Hardly a week goes by without some horrific trafficking stories flooding the news wires, however, there are few more shocking than that of Mo Farah. The thirty-nine-year-old, four-time Olympic gold medalist announced that he did not, as previously stated, emigrate to the UK with his parents but was in fact trafficked from his home country of Somalia and kept as a slave by a London family. For much of that time he was denied an education and instead spent his days cooking, cleaning, and babysitting other children. Along with his freedom, his captors robbed him of his given name, Hussein Abdi Kahin, to hide their crime. When he did go to school he often acted out, which caught the attention of teachers; they thankfully investigated further, eventually secured his freedom, and helped him apply for citizenship; a friend’s mother took him in and, according to Farah, provided him with a safe, happy home for several years. While they changed the trajectory of his life – and possibly saved it – it was Farah’s incredible strength of spirit that propelled him to success and is now serving as a beacon of hope for others.

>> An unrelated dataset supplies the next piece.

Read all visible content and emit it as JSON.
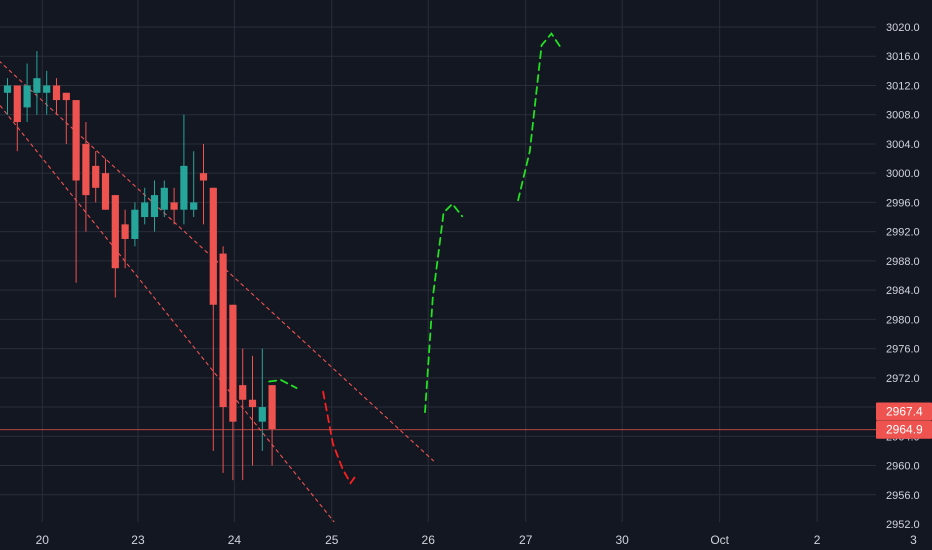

His revelation is a stark reminder that trafficking often goes on right under our noses, and that countless victims remain silent for fear, not only of their reprisal from traffickers but prosecution or deportation by authorities. No such fate will befall Farah, as the British government has stated that they will not strip him of his citizenship; however, according to the organization Every Child Protected Against Trafficking, it might have been a very different story if he wasn’t a national treasure.

Farah’s story also highlights another statistic often forgotten by the mainstream media. Most of the coverage on trafficking focuses on the victimization of women and girls, leading to the assumption that it is a gender-specific crime. While females forced into prostitution do make up the majority of cases, thousands of men and boys are also trafficked each year, mostly for forced labor.

Those wanting to know more about Mo Farah can check out the recently released BBC documentary The Real Mo Farah.  It chronicles his inspiring journey, including his numerous other awards and titles, as well as the reunion with his mother and other relatives back in Somalia.  In 2017, Farah was knighted by Queen Elizabeth II for “service to athletes.”